Selected Works

Safety is drawing me to these elegant things. But it's aspiration, too. By painting these things, I get to revel in these things. I make them mine.

Honor Titus (b. 1989, Brooklyn, NY) is an American artist who lives and works in Los Angeles.

Depicting gracefully elongated, soigné subjects dancing, playing tennis, and engaging in other leisurely pursuits, Titus’s paintings nod to the refined portraiture of American predecessors like Fairfield Porter and Alex Katz who, along with Edward Hopper and the Chicago Imagists, considered the aesthetics of advertising and modern urban life. Titus is celebrated for the sensitivity with which he renders his subjects, capturing them in self-contained moments of solitary reflection and intimacy. In its reimagining of what a portrait might look like and do, his practice is informed by those of the nineteenth-century French Symbolist group Les Nabis, recalling Maurice Denis and Félix Vallatton's deployment of stylized patterning and decorative elements. Titus’s paintings place his figures against semi-abstracted, color-blocked compositions that locate them as the centers of their own private worlds. Crucially, the artist's depictions populate these scenes of ritualized opulence with people of colour, challenging viewers to reconsider their erasure from narratives of elite culture.

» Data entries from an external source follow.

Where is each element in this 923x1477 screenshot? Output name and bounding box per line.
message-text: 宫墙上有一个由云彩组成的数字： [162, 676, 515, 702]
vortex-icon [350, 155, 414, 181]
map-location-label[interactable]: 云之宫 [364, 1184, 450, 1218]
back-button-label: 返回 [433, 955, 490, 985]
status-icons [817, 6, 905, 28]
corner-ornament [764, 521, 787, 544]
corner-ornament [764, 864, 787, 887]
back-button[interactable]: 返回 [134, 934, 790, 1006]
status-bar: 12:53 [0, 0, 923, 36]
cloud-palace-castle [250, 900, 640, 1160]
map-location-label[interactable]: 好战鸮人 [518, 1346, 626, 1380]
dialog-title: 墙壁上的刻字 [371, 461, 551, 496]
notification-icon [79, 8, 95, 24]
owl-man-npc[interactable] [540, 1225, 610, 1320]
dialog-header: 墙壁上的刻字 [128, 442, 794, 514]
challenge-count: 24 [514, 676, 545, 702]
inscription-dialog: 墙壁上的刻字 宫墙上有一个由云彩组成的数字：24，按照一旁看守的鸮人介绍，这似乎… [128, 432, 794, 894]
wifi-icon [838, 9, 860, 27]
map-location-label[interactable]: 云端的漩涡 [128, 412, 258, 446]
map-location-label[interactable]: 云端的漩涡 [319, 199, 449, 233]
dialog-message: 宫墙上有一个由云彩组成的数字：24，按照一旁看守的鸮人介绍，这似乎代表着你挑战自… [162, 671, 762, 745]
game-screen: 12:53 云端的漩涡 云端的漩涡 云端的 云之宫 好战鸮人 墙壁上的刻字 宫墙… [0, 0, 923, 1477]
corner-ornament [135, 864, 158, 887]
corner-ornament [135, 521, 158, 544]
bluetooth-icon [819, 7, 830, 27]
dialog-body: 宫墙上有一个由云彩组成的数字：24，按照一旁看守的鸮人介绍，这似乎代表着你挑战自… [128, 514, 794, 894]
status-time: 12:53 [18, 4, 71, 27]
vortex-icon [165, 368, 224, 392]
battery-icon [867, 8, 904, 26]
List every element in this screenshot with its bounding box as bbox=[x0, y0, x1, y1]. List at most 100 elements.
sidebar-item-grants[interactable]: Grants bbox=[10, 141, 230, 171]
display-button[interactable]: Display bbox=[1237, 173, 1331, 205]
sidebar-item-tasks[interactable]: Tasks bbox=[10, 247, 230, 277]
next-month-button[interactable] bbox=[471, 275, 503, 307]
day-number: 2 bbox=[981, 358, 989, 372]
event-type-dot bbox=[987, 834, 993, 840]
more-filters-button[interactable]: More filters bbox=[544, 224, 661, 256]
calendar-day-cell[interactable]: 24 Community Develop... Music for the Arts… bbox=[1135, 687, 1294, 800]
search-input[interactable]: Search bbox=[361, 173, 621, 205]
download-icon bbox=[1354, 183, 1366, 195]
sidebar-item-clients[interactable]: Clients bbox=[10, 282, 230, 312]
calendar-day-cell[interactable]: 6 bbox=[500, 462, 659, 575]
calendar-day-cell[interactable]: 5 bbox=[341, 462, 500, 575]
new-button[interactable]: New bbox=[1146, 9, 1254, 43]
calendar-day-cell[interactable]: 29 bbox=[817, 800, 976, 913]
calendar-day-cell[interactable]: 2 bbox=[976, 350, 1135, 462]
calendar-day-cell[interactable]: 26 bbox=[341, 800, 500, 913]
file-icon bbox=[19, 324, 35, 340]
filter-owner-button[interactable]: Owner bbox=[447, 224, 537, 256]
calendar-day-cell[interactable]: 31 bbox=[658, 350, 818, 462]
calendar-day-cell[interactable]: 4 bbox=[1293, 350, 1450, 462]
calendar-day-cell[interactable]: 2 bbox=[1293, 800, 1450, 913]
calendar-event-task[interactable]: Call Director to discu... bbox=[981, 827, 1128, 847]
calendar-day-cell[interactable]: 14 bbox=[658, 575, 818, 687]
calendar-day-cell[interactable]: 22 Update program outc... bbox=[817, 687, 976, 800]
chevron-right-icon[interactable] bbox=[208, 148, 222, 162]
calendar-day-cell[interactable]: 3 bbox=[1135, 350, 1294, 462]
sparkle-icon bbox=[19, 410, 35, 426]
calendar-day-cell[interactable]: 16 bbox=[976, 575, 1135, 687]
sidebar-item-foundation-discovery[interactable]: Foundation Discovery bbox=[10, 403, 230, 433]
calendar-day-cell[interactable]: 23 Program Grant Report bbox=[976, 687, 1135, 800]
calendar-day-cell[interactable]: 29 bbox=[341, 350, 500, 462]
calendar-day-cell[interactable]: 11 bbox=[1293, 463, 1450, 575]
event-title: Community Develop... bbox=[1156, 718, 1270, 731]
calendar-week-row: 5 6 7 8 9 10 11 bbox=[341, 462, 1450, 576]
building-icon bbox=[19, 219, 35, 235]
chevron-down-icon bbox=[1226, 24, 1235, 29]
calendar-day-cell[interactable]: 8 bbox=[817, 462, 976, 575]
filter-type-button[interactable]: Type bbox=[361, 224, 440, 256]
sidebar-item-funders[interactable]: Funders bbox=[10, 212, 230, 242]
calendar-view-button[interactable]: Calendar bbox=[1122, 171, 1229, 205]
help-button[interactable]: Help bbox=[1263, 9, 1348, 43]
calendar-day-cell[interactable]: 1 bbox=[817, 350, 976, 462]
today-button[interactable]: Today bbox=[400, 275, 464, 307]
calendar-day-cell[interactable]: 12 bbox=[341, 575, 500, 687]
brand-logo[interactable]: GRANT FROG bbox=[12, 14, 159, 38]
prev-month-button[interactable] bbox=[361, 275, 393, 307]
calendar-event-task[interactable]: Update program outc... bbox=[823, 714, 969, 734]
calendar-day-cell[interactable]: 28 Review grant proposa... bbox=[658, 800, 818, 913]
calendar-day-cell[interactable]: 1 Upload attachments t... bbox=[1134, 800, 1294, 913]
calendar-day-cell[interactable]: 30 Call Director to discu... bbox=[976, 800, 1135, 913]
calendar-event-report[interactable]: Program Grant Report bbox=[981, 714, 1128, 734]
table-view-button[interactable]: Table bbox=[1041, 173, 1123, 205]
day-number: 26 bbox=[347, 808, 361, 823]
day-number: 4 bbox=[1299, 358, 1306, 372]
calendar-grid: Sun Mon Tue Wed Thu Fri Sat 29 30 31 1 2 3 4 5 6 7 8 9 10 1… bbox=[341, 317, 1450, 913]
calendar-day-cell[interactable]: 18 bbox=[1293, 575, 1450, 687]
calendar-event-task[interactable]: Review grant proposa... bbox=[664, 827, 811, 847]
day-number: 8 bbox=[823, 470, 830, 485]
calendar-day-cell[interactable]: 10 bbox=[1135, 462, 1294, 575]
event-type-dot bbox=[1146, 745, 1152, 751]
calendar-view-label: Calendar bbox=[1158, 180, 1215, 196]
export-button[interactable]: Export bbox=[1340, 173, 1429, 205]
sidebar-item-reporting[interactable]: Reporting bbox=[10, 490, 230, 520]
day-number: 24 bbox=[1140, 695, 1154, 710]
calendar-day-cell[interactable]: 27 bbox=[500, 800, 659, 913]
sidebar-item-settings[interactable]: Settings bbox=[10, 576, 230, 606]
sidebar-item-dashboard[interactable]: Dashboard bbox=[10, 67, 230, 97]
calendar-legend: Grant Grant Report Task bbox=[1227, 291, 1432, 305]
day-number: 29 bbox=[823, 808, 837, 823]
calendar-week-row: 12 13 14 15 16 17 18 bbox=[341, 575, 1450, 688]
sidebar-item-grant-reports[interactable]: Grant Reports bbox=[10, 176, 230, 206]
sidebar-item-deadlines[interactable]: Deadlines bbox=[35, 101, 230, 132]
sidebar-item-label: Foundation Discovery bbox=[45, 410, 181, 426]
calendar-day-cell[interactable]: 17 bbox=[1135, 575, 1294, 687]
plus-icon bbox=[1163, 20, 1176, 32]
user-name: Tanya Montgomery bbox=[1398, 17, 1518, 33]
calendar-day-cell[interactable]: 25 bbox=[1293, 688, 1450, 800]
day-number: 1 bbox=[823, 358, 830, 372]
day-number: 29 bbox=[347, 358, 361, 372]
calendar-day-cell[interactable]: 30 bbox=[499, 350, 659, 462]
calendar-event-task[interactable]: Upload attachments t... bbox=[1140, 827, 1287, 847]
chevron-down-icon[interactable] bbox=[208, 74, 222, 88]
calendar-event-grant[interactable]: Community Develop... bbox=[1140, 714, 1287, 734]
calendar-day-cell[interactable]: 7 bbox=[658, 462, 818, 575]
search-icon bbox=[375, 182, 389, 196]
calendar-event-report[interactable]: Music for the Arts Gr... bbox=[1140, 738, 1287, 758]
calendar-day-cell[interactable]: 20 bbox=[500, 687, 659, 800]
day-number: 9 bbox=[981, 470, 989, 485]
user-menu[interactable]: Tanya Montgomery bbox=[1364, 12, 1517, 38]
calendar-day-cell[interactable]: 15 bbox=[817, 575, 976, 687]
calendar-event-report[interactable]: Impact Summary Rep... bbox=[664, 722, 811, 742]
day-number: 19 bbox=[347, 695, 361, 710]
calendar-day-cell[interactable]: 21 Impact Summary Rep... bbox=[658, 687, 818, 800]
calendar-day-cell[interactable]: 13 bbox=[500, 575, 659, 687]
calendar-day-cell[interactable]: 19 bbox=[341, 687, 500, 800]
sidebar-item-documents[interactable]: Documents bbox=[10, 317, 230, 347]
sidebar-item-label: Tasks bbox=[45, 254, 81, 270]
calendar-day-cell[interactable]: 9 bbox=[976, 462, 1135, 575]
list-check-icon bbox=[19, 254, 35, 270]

In June 2023, Titus was among ten internationally acclaimed artists commissioned by His Majesty King Charles III to contribute portraits honouring pioneering members of Britain’s Windrush Generation, which were on view at the National Portrait Gallery until April 2024. The unveiling of the artist’s portrait followed closely on the heels of his first monograph featuring texts by writers Durga Chew-Bose and Klaus Ottmann as well as artist Henry Taylor who mentored Titus following his relocation to Los Angeles and later gave him his first solo exhibition. In autumn of this same year, the Longlati Foundation presented Ornamental Distance, Titus's first institutional solo presentation which doubled as the artist's first-ever exhibition in Asia.